Livelihood Diversification and Household Vulnerability to Climate Shocks in Rural Kenya
Keywords:Agro-Ecological Zones, Correlation Analysis, Resilience, Risk Management, Vulnerability
This study tests the hypothesis that livelihood diversification mitigates vulnerability to climate shocks among rural households in Kenya. The study is based on two waves of nationally-representative household survey data collected in 2005/06 and 2015/16. A measure of livelihood diversification in the sampled households was computed using Simpson Diversity Index. Comparison of means and correlation analysis was used to test the study’s hypothesis on a sample of 8,483 and 12,217 rural households in 2005/06 and 2015/16 respectively.
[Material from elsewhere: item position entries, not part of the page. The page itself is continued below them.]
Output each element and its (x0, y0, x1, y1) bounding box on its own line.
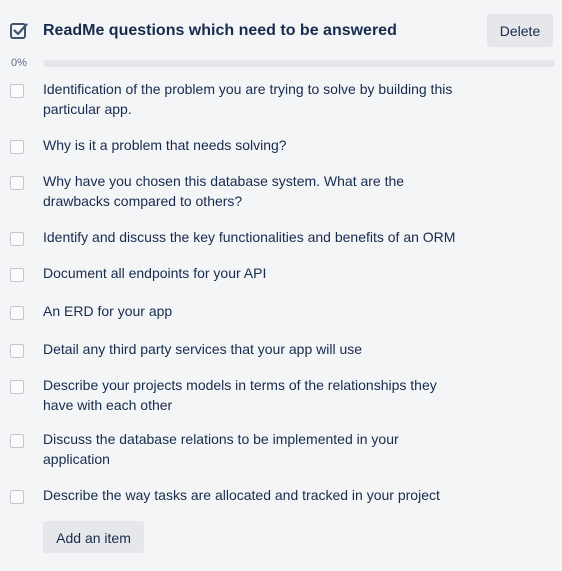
item-checkbox[interactable] (10, 232, 24, 246)
item-text[interactable]: Describe the way tasks are allocated and… (43, 484, 468, 506)
item-checkbox[interactable] (10, 176, 24, 190)
checklist-item[interactable]: An ERD for your app (0, 300, 562, 322)
item-text[interactable]: Why have you chosen this database system… (43, 170, 468, 212)
checklist-item[interactable]: Why have you chosen this database system… (0, 170, 562, 212)
item-checkbox[interactable] (10, 434, 24, 448)
delete-button[interactable]: Delete (487, 14, 553, 47)
progress-bar (43, 60, 555, 67)
item-text[interactable]: Identification of the problem you are tr… (43, 78, 468, 120)
checklist-item[interactable]: Discuss the database relations to be imp… (0, 428, 562, 470)
progress-percentage: 0% (11, 57, 27, 69)
checklist-header: ReadMe questions which need to be answer… (0, 14, 562, 48)
item-text[interactable]: Identify and discuss the key functionali… (43, 226, 468, 248)
item-text[interactable]: Discuss the database relations to be imp… (43, 428, 468, 470)
checklist-item[interactable]: Describe the way tasks are allocated and… (0, 484, 562, 506)
item-checkbox[interactable] (10, 306, 24, 320)
checklist-item[interactable]: Identify and discuss the key functionali… (0, 226, 562, 248)
checklist-item[interactable]: Why is it a problem that needs solving? (0, 134, 562, 156)
item-checkbox[interactable] (10, 344, 24, 358)
checklist-item[interactable]: Detail any third party services that you… (0, 338, 562, 360)
checklist-item[interactable]: Describe your projects models in terms o… (0, 374, 562, 416)
item-checkbox[interactable] (10, 140, 24, 154)
item-checkbox[interactable] (10, 490, 24, 504)
add-item-button[interactable]: Add an item (43, 521, 144, 553)
item-text[interactable]: Document all endpoints for your API (43, 262, 468, 284)
item-text[interactable]: Describe your projects models in terms o… (43, 374, 468, 416)
checklist-item[interactable]: Identification of the problem you are tr… (0, 78, 562, 120)
checklist-title[interactable]: ReadMe questions which need to be answer… (43, 21, 397, 41)
checkbox-checked-icon (10, 22, 28, 40)
item-text[interactable]: Detail any third party services that you… (43, 338, 468, 360)
item-checkbox[interactable] (10, 84, 24, 98)
item-checkbox[interactable] (10, 380, 24, 394)
item-text[interactable]: Why is it a problem that needs solving? (43, 134, 468, 156)
item-text[interactable]: An ERD for your app (43, 300, 468, 322)
checklist-item[interactable]: Document all endpoints for your API (0, 262, 562, 284)
item-checkbox[interactable] (10, 268, 24, 282)
checklist-progress: 0% (0, 56, 562, 70)
checklist-items: Identification of the problem you are tr… (0, 78, 562, 506)
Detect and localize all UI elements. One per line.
Consistent with the study’s hypothesis, results indicate lower mean values of livelihood diversification indices for rural households that reported loss in welfare due to climate shocks compared to those that reported no adverse effects in both 2005/06 and 2015/16. Correlation analysis results indicate an inverse relationship between livelihood diversification and vulnerability to climate shocks for all sampled households. Distinctive and nuanced differences in results were found when analysis was disaggregated along income classes and agro-ecological zones. Sensitivity analysis confirmed robustness of the results. Based on these results, it is recommended that rural households be supported to pursue a diverse portfolio of income generating activities and assets in order to build resilience against climate shocks.